Robin Hood
Robin Hood Maude había amado y amaba aún a Robín Hood. Pero cuando la pobre muchacha conoció a Mariana, cuando el tiempo y un contacto diario le hicieron ver las cualidades de la hermana de Allan Clare, comprendió la fidelidad de Robín y le perdonó los desdenes de su indiferencia. La buena y sacrificada joven no sólo perdonó, no sólo comprendió su inferioridad, sino que la aceptó, resignándose a jugar su papel de hermana sin segundas intenciones, sin esperanza en el porvenir, pero, eso sí, no sin sufrimiento.
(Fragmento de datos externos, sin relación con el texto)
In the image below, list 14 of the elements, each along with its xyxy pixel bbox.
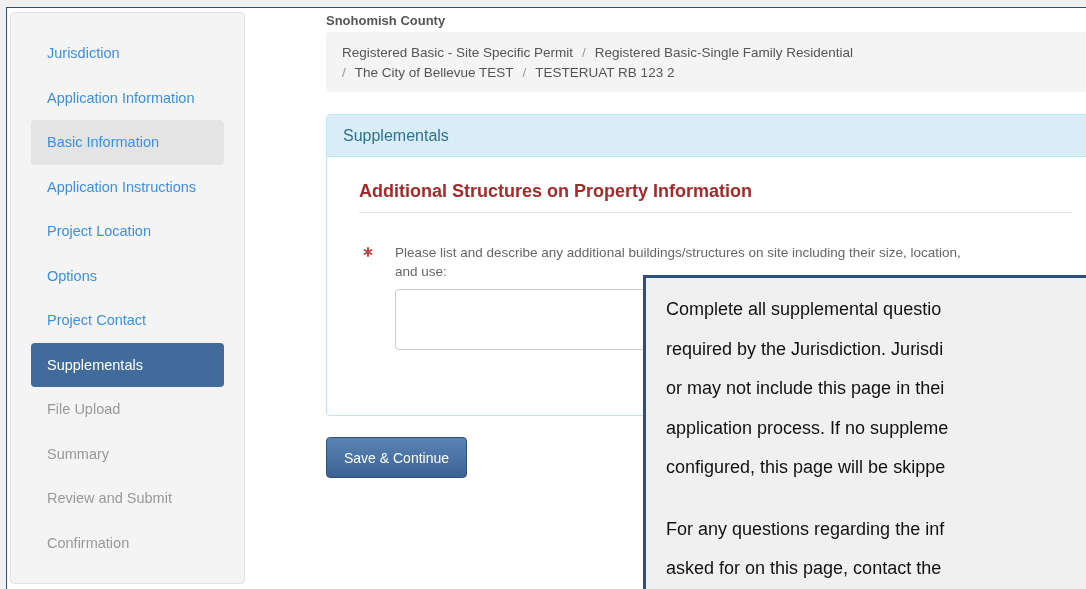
callout-text: Complete all supplemental questio bbox=[666, 298, 942, 321]
callout-text: configured, this page will be skippe bbox=[666, 456, 946, 479]
callout-text: asked for on this page, contact the bbox=[666, 557, 942, 580]
question-label: Please list and describe any additional buildings/structures on site including their size, location, and use: bbox=[395, 244, 962, 281]
callout-text: application process. If no suppleme bbox=[666, 416, 949, 440]
breadcrumb-separator: / bbox=[342, 64, 347, 80]
breadcrumb-separator: / bbox=[581, 44, 587, 60]
callout-text: required by the Jurisdiction. Jurisdi bbox=[666, 337, 944, 361]
agency-name: Snohomish County bbox=[326, 12, 446, 30]
breadcrumb-separator: / bbox=[521, 64, 528, 80]
section-title: Additional Structures on Property Information bbox=[359, 181, 1072, 213]
callout-text: For any questions regarding the inf bbox=[666, 517, 945, 541]
panel-title: Supplementals bbox=[343, 127, 449, 144]
callout-text: or may not include this page in thei bbox=[666, 377, 945, 400]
Entre las personas que intentaban distraer a Maude de su dolor, entre los que se mostraban pendientes de ella, se encontraba un encantador muchacho, de carácter vivo y alegre y maneras apresuradas y acariciadoras, que se tomaba más trabajo en distraer a Maude del que se tomaría un anfitrión en divertir a sesenta convidados. Durante todo el día se veía al fiel amigo de Maude ir de la casa a los jardines, de los jardines al campo, del campo al bosque. Este continuo ir y venir, este infatigable ajetreo, no tenía otro fin que el de buscar un objeto precioso o nuevo para dárselo a Maude, no tenía más motivo que el descubrir un placer que ofrecerle, una sorpresa que darle. Este amigo tan tierno, tan alegremente apresurado, no era otro que nuestro viejo conocido, el buen Will Escarlata.